An investigation into the death of a 6-year-old Colorado girl who fell from a theme park ride has found operators failed to check that she was wearing a restraint.
Wongel Estifanos fell 100 feet (30 meters) to her death from the Haunted Mine Drop ride at Glenwood Caverns Adventure Park over Labour Day weekend on 5 September.
Investigators from the Colorado Department of Labour and Employment found the child was sitting on the two seat belts instead of wearing them across her lap, and two newly hired operators failed to notice during a routine check.
Investigators also discovered that an alarm system warned that Wongel wasn’t properly restrained, but one of the workers reset the system and started the ride because they weren’t trained well enough to know what to do about it.
Prosecutors will now determine whether to file criminal charges.
Dan Caplis, an attorney representing the Estifanos family, said the investigative report shows “this could have been so easily prevented”.
He said the family plans on suing the park and are determined to make sure this never happens again.
“The report makes it clear this is the fault of the park, not the fault of the rider,” Mr Caplis said.
“The park was fully responsible to ensure everyone was restrained. This is not one of those rides where the rider is responsible for anything, including buckling themselves in. The park is supposed to do all of that. The report makes it clear that this could have been so easily prevented.”
Park founder Steve Beckley told the Denver Post that “safety is, and always has been, our top priority”.
Mr Beckley said management was reviewing the report’s recommendations, adding that more than 10 million people had safely enjoyed rides at the park since it opened 15 years ago.
“More than anything, we want the Estifanos family to know how deeply sorry we are for their loss and how committed we are to making sure it never happens again,” he wrote.

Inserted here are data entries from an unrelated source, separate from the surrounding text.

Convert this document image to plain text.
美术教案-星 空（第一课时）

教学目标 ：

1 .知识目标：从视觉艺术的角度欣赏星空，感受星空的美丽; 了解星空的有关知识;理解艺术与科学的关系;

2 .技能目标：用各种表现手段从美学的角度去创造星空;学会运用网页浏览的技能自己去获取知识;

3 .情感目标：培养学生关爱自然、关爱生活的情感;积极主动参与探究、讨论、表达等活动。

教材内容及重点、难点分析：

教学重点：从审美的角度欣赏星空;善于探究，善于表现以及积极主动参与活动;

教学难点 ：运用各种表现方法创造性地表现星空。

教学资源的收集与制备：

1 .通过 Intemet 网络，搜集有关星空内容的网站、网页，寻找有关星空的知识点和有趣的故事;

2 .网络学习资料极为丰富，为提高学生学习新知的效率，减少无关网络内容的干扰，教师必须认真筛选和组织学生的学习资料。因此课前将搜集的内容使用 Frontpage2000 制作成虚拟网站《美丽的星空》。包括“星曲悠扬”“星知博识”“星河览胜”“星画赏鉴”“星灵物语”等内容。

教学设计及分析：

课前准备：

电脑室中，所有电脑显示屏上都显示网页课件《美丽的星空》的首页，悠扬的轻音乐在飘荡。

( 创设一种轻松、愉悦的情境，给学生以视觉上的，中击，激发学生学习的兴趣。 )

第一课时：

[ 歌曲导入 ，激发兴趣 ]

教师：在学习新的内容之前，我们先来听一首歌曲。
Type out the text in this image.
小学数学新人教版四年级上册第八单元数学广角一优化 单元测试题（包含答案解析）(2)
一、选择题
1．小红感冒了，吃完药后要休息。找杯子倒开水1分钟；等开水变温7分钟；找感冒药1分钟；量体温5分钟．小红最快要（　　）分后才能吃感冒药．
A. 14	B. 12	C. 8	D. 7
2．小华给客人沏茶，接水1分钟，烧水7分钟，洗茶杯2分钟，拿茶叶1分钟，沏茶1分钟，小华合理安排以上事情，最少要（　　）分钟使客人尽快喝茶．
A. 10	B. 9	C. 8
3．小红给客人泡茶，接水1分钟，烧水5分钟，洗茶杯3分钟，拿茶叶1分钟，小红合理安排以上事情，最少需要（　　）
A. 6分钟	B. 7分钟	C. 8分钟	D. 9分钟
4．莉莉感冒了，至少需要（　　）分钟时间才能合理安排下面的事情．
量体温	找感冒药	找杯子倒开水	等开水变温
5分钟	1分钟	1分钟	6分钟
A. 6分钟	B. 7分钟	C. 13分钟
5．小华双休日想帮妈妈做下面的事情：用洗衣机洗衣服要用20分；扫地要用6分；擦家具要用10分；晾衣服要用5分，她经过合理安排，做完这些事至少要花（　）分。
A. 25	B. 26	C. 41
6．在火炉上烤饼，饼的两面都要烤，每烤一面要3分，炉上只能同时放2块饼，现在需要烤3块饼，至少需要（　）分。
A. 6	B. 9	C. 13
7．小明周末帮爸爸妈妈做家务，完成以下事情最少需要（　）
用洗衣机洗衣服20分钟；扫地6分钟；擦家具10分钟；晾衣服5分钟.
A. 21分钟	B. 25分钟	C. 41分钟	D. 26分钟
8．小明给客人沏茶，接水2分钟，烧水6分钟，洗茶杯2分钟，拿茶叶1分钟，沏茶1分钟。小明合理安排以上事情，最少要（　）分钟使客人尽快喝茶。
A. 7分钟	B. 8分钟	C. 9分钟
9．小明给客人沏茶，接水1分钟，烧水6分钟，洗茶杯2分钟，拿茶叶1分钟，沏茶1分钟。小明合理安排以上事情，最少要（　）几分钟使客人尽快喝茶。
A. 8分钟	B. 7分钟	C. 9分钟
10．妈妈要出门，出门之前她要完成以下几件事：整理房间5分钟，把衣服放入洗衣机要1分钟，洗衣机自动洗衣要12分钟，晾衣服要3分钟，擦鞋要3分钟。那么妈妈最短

He said the future of the Haunted Mine Drop ride is “undetermined”.
The ride includes two seat belts – one that uses a buckle similar to those in vehicles, and another that uses a rod buckling system.
Operation manuals for the rides say workers are expected to fasten both lap belts, but the manuals do not include instructions on what to do if an error occurs.
Investigators said the workers were not trained on the operating manual, the alarm system or how to respond to a problem.
Operators are supposed to unfasten all of the seat belts after each ride so the next load of people can be buckled in. But investigators found that the seat belts were left fastened in Wongel’s seat and that she sat on top and then pulled the tail flap of a belt across her lap, making it appear as if she was buckled in.
When the alarm went off, one operator went back to double-check the rods and saw they were properly affixed, and a second operator then unlocked the rods and reinserted them. The workers failed to understand that the child wasn’t wearing the seat belts across her lap, according to the report. The alarm was reset and the ride began.
A GoFundme account set up by the family to cover funeral and costs and other expenses has raised more than $75,000.